I'm an interactive author, meaning I ask questions at the end and leave hints here and there for the readers to try there best at guessing. (They become more invested in my story this way, lol)
WooGyu_KyuSung_YooSu
#2
-Username : WooGyu_KyuSung_YooSu
-Profile link : http://www.asianfanfics.com/profile/view/49463

- Story title : Love Me Right
- Story link : http://www.asianfanfics.com/story/view/976222/love-me-right-mpreg-hunhan-taoris-kaisoo-sulay-chanbaek-chenmin

-Genre : OT12, Angst, Mpreg, Fluff, Comedy, Growth, Friendship, Life, and "LEARNING TO LOVE"

- On-going | To be a long fic.

- Reviewer : KaihleeLo

- So The title of the fic is "Love Me Right", but it has nothing to do with the EXO song; even though some would just assume. The reason why I titled it 'Love Me Right' is because 6 of the main characters suffered in their childhood and eventually were orphaned. They don't know how to let themselves love. In particular, Luhan. As for the other 6 'Love' and 'Lust' are two different things.

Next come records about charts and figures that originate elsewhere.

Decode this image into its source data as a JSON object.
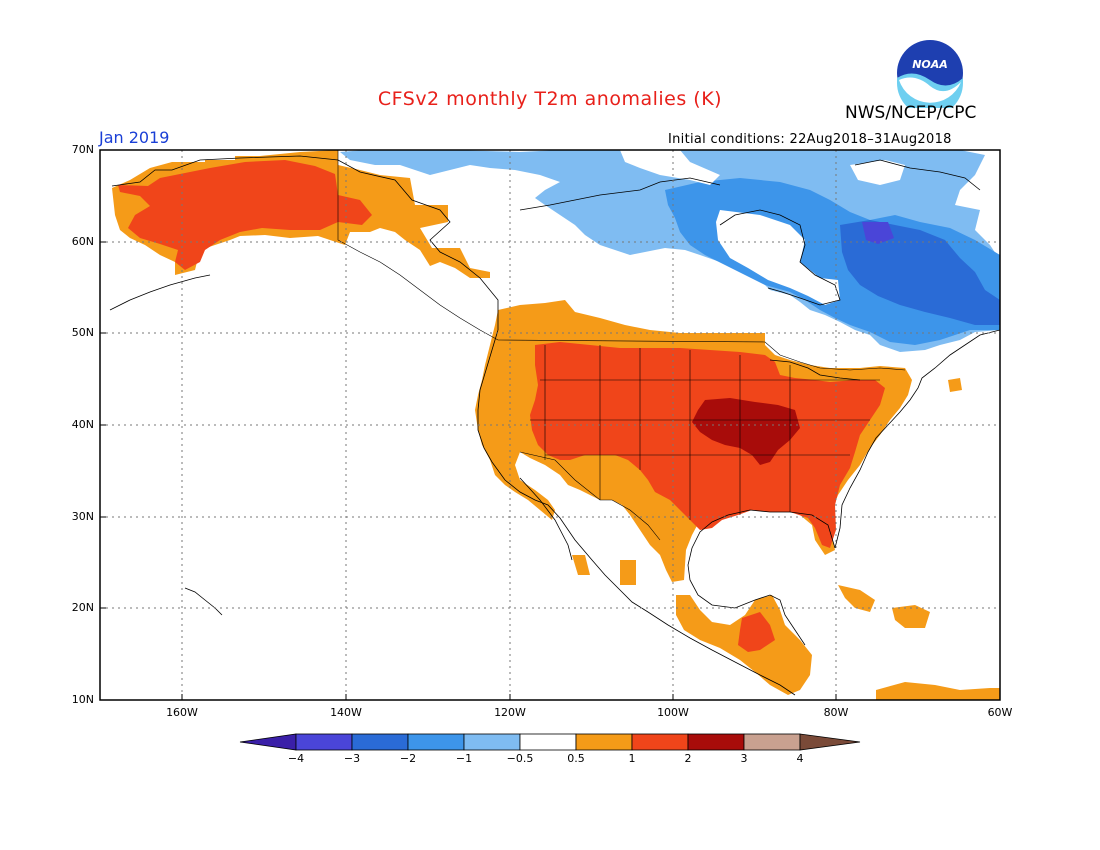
{
  "header": {
    "title": "CFSv2 monthly T2m anomalies (K)",
    "agency": "NWS/NCEP/CPC",
    "logo_text": "NOAA",
    "month": "Jan 2019",
    "initial_conditions": "Initial conditions: 22Aug2018–31Aug2018"
  },
  "axes": {
    "lat_labels": [
      "70N",
      "60N",
      "50N",
      "40N",
      "30N",
      "20N",
      "10N"
    ],
    "lon_labels": [
      "160W",
      "140W",
      "120W",
      "100W",
      "80W",
      "60W"
    ]
  },
  "colorbar": {
    "labels": [
      "−4",
      "−3",
      "−2",
      "−1",
      "−0.5",
      "0.5",
      "1",
      "2",
      "3",
      "4"
    ],
    "colors": [
      "#3a1fa8",
      "#4a45d8",
      "#2a6bd6",
      "#3d95ea",
      "#7fbcf2",
      "#ffffff",
      "#f59b18",
      "#f0451a",
      "#a80c0a",
      "#c9a190",
      "#7a4a38"
    ]
  },
  "colors": {
    "title": "#e8201a",
    "month": "#1a3fd6",
    "warm_strong": "#a80c0a",
    "warm": "#f0451a",
    "warm_weak": "#f59b18",
    "cool_weak": "#7fbcf2",
    "cool": "#3d95ea",
    "cool_strong": "#2a6bd6",
    "cool_extreme": "#4a45d8"
  }
}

- So before you read, I would like to point out, that the pacing of the story and the built up is exactly how I planned. I don't want to rush Romance because you don't 'fall in love' over night, and the characters need to mature. Also, there is a pattern to my chapters "The Past" chapters are essentially flashbacks. "The Present" is taking place now. For every 5 "The Present" chapters, it will be followed by 2 "The Past" chapters; Childhood/Teen years.

- I have a reader who offered to proofread my chapters since I had some typos, and I don't have the time to go back and fix them. "I always update between 12 am - 5 am, so that is the main reason". She is still editing the earlier chapters so please realize I am fixing the errors.


Oh gosh this was a lot. I'm sorry. I'm just really nervous, and I wanted to explain the above before you review.
-Tigress-
#3
Chapter 127: Hey can I have someone send me my review here so I can save it?
This archive is non-selectable so I can't save it myself.